Of the 88 patients, 26.1% relapsed. There was no between-group difference in disease duration, gender, resection antecedents, or relapse frequency. Our results showed that the specific stress induced by the physical impact of the disease (OR = 3.53; 95% CI: 1.07–11.68) and the loss of resources (OR = 4.98; 95% CI: 1.35–16.93) at baseline and 1 month prior to the relapse (OR = 2.91; 95%: 1.00–8.46; OR = 5.98; 95% CI: 1.80–19.77) were risk factors. We found no between-group difference regarding perceived stress and daily hassles. The use of emotion-focused coping strategies increased the risk of relapse 1 month prior to the relapse (OR = 5.63; 95% CI: 1.69–18.72), in contrast with problem-focused focus coping or social support seeking. Disease-specific, but not generic quality of life factors were risk factors for relapse (OR = 6.33; 95% CI: 1.79–22.39). Indeed, we observed that patients with a poorer quality of life related to digestive system problems were at increased risk of relapse (OR = 3.33; 95% CI: 1.06–10.44). Moreover, the quality of life related to emotions (OR = 8.80; 95% CI: 0.83–89.12) and social consequences (OR = 69.93; 95% IC: 2.03–23.63) appeared as risk factors for relapse.

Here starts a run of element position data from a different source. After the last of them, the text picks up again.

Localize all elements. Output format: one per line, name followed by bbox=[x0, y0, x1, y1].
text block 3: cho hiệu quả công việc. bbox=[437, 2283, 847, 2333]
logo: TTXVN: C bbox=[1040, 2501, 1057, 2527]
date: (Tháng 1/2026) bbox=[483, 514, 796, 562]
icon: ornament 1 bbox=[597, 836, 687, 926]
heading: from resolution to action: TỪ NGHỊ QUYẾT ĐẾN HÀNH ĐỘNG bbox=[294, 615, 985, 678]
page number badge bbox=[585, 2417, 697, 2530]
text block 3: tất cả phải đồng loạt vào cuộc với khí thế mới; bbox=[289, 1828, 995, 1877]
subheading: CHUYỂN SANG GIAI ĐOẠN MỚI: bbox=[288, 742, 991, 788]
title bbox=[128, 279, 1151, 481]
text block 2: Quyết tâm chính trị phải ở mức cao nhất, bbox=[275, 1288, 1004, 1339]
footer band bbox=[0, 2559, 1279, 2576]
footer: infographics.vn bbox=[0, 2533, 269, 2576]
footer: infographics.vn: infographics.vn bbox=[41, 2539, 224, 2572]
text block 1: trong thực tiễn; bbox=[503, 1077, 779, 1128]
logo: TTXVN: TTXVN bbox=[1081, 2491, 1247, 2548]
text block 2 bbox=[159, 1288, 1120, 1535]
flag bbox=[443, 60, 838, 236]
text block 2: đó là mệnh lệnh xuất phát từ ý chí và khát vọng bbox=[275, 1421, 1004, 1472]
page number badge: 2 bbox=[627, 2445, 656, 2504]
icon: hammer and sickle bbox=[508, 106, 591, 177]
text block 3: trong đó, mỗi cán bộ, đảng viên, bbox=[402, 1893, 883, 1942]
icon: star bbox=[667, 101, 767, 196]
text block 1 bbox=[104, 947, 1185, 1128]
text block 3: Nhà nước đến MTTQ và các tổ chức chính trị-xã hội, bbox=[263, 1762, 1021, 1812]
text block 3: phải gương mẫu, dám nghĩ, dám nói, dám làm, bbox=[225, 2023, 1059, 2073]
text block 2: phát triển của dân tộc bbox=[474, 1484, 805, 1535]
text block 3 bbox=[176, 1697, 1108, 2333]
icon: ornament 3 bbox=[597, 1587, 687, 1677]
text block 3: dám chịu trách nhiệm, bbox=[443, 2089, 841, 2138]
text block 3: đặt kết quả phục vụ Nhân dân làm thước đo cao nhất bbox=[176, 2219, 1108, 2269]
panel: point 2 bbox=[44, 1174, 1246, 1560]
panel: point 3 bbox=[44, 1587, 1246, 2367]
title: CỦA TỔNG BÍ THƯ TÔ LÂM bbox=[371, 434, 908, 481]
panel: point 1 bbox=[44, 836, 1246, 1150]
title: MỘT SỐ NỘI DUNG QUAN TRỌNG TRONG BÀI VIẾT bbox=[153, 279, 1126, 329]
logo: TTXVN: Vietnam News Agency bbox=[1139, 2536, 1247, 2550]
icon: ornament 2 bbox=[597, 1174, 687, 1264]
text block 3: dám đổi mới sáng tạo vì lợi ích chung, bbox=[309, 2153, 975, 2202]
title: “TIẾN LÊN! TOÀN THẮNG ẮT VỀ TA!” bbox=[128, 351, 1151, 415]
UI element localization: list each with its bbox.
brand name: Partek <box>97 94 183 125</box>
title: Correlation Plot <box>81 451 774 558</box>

The psychosocial factors associated with chronic disease are the best predictors of relapse in Crohn's disease. Except emotion-focused coping, the psychological risk factors for relapse are specific of chronic disease. A poorer quality of life increases the relapse of Crohn's disease, like the chronic disease stressors. Our study shows that the impact of stressors and quality of life on relapse is stable, at inclusion time and 1 month prior to the relapse. Concerning the stability and specificity of risk factors, the vulnerabilities related to the conscious and unconscious experience of the disease in patients who have relapsed are discussed. Stressors related to physical repercussions, loss of resources and emotion-focused coping could be explained by a difficulty in elaborating the experience of the illness. This study sheds new light on relapse vulnerabilities and on therapies for patients.